C’est le délire dans la salle du Grand Parquet pour la pièce Ala Te Sunogo/Dieu ne dort pas [1], et elle le mérite bien.

En effet, elle est l’œuvre de deux comédiens maliens célèbres, proche d’un type de spectacle populaire en France depuis des siècles, la farce. Le talent comique de Diarra Sanogo a été très vite reconnu, dès la première aventure de Bougouniéré. Ce personnage incarne une femme rurale aussi bonne envers autrui que madrée lorsque ses intérêts sont en jeu. Son succès est tel qu’on en arrive déjà au 5e épisode de ses péripéties.

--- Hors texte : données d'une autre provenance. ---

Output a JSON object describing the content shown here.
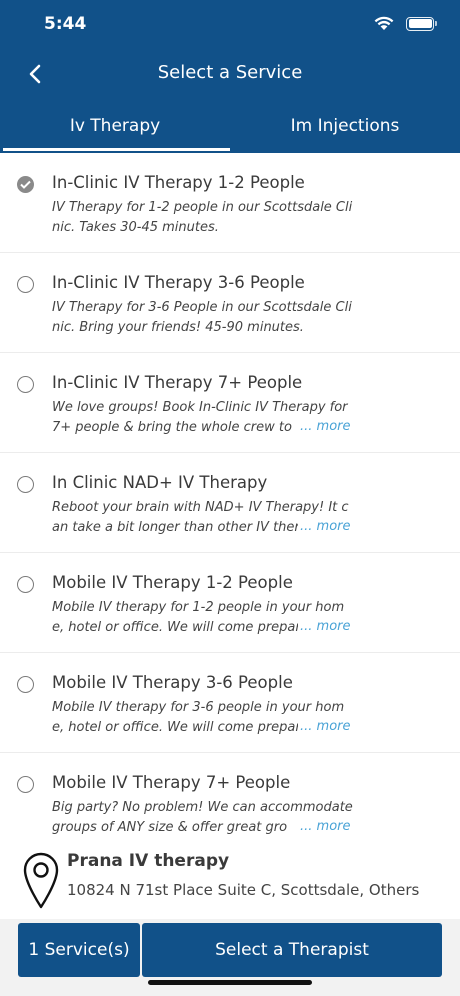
{
  "status_bar": {
    "time": "5:44"
  },
  "nav": {
    "title": "Select a Service"
  },
  "tabs": [
    {
      "label": "Iv Therapy",
      "active": true
    },
    {
      "label": "Im Injections",
      "active": false
    }
  ],
  "services": [
    {
      "title": "In-Clinic IV Therapy 1-2 People",
      "description": "IV Therapy for 1-2 people in our Scottsdale Clinic. Takes 30-45 minutes.",
      "more": "",
      "selected": true
    },
    {
      "title": "In-Clinic IV Therapy 3-6 People",
      "description": "IV Therapy for 3-6 People in our Scottsdale Clinic. Bring your friends! 45-90 minutes.",
      "more": "",
      "selected": false
    },
    {
      "title": "In-Clinic IV Therapy 7+ People",
      "description": "We love groups! Book In-Clinic IV Therapy for 7+ people & bring the whole crew to",
      "more": "... more",
      "selected": false
    },
    {
      "title": "In Clinic NAD+ IV Therapy",
      "description": "Reboot your brain with NAD+ IV Therapy! It can take a bit longer than other IV ther",
      "more": "... more",
      "selected": false
    },
    {
      "title": "Mobile IV Therapy 1-2 People",
      "description": "Mobile IV therapy for 1-2 people in your home, hotel or office. We will come prepare",
      "more": "... more",
      "selected": false
    },
    {
      "title": "Mobile IV Therapy 3-6 People",
      "description": "Mobile IV therapy for 3-6 people in your home, hotel or office. We will come prepare",
      "more": "... more",
      "selected": false
    },
    {
      "title": "Mobile IV Therapy 7+ People",
      "description": "Big party? No problem! We can accommodate groups of ANY size & offer great gro",
      "more": "... more",
      "selected": false
    }
  ],
  "location": {
    "name": "Prana IV therapy",
    "address": "10824 N 71st Place Suite C, Scottsdale, Others"
  },
  "footer": {
    "count_label": "1 Service(s)",
    "action_label": "Select a Therapist"
  },
  "colors": {
    "primary": "#115189",
    "link": "#4aa3d6"
  },
  "icons": {
    "back": "chevron-left-icon",
    "location": "map-pin-icon",
    "selected": "check-circle-icon"
  }
}
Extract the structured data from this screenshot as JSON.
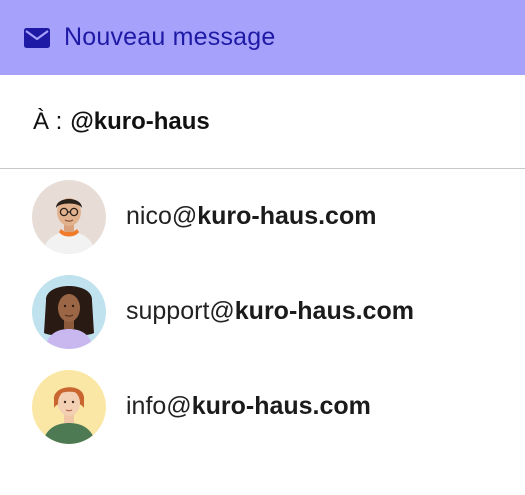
{
  "header": {
    "title": "Nouveau message",
    "icon": "envelope-icon",
    "background": "#a6a1fb",
    "accent": "#1f1aa6"
  },
  "to_field": {
    "label": "À :",
    "value": "@kuro-haus"
  },
  "suggestions": [
    {
      "local": "nico@",
      "domain": "kuro-haus.com",
      "avatar_bg": "#e8ddd6"
    },
    {
      "local": "support@",
      "domain": "kuro-haus.com",
      "avatar_bg": "#bfe2ee"
    },
    {
      "local": "info@",
      "domain": "kuro-haus.com",
      "avatar_bg": "#fbe7a5"
    }
  ]
}
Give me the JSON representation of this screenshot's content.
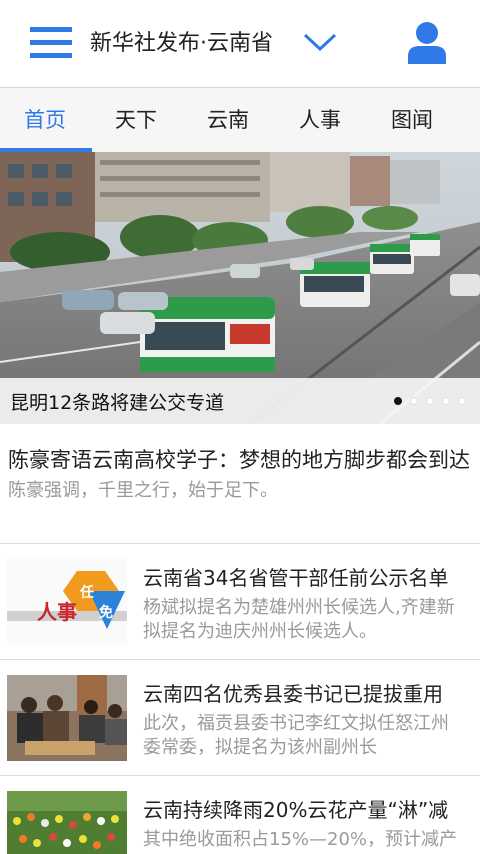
{
  "header": {
    "menu_icon": "hamburger-menu-icon",
    "title": "新华社发布·云南省",
    "dropdown_icon": "chevron-down-icon",
    "user_icon": "user-profile-icon",
    "accent_color": "#2f79e8"
  },
  "tabs": [
    {
      "label": "首页",
      "active": true
    },
    {
      "label": "天下",
      "active": false
    },
    {
      "label": "云南",
      "active": false
    },
    {
      "label": "人事",
      "active": false
    },
    {
      "label": "图闻",
      "active": false
    }
  ],
  "banner": {
    "caption": "昆明12条路将建公交专道",
    "slide_count": 5,
    "active_slide": 1
  },
  "lead_article": {
    "title": "陈豪寄语云南高校学子：梦想的地方脚步都会到达",
    "summary": "陈豪强调，千里之行，始于足下。"
  },
  "news_list": [
    {
      "title": "云南省34名省管干部任前公示名单",
      "summary": "杨斌拟提名为楚雄州州长候选人,齐建新拟提名为迪庆州州长候选人。",
      "thumb_label_left": "人事",
      "thumb_label_right_top": "任",
      "thumb_label_right_bottom": "免"
    },
    {
      "title": "云南四名优秀县委书记已提拔重用",
      "summary": "此次，福贡县委书记李红文拟任怒江州委常委，拟提名为该州副州长"
    },
    {
      "title": "云南持续降雨20%云花产量“淋”减",
      "summary": "其中绝收面积占15%—20%，预计减产"
    }
  ]
}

Son complice, Adama Bakayoko, qui interprète plusieurs rôles, dont un de femme, envahit littéralement la scène de son humour ravageur (et qui se révèle jusque dans sa biographie puisqu’il pratique le « kotèba thérapeutique avec les patients du service psychiatrique de l’hôpital Bamakois du Point G » !). Et s’il n’y avait qu’eux !

On ne peut en effet passer sous silence l’incroyable présence du danseur muet, le romantisme généreux et timide de la jeune fille qui en tombe amoureuse - et qui donne lieu à une scène de flirt d’une belle délicatesse - ou la capacité du directeur de centre culturel à personnaliser un discours qui sinon paraîtrait bien idéologique.

Le type de spectacle pratiqué par toute cette équipe est africain, endogène et moderne.

Le Kotèba est une farce traditionnelle burlesque de critique sociale jouée dans les villages bamanans (bambaras) une fois l’an. Cette troupe a su l’actualiser de façon originale à travers la série de pièces mettant en scène Bougouniéré. Par exemple, dans Ala Te Sunogo, elle introduit une forme de chorégraphie qui emprunte à la fois à la danse contemporaine et à la traditionnelle.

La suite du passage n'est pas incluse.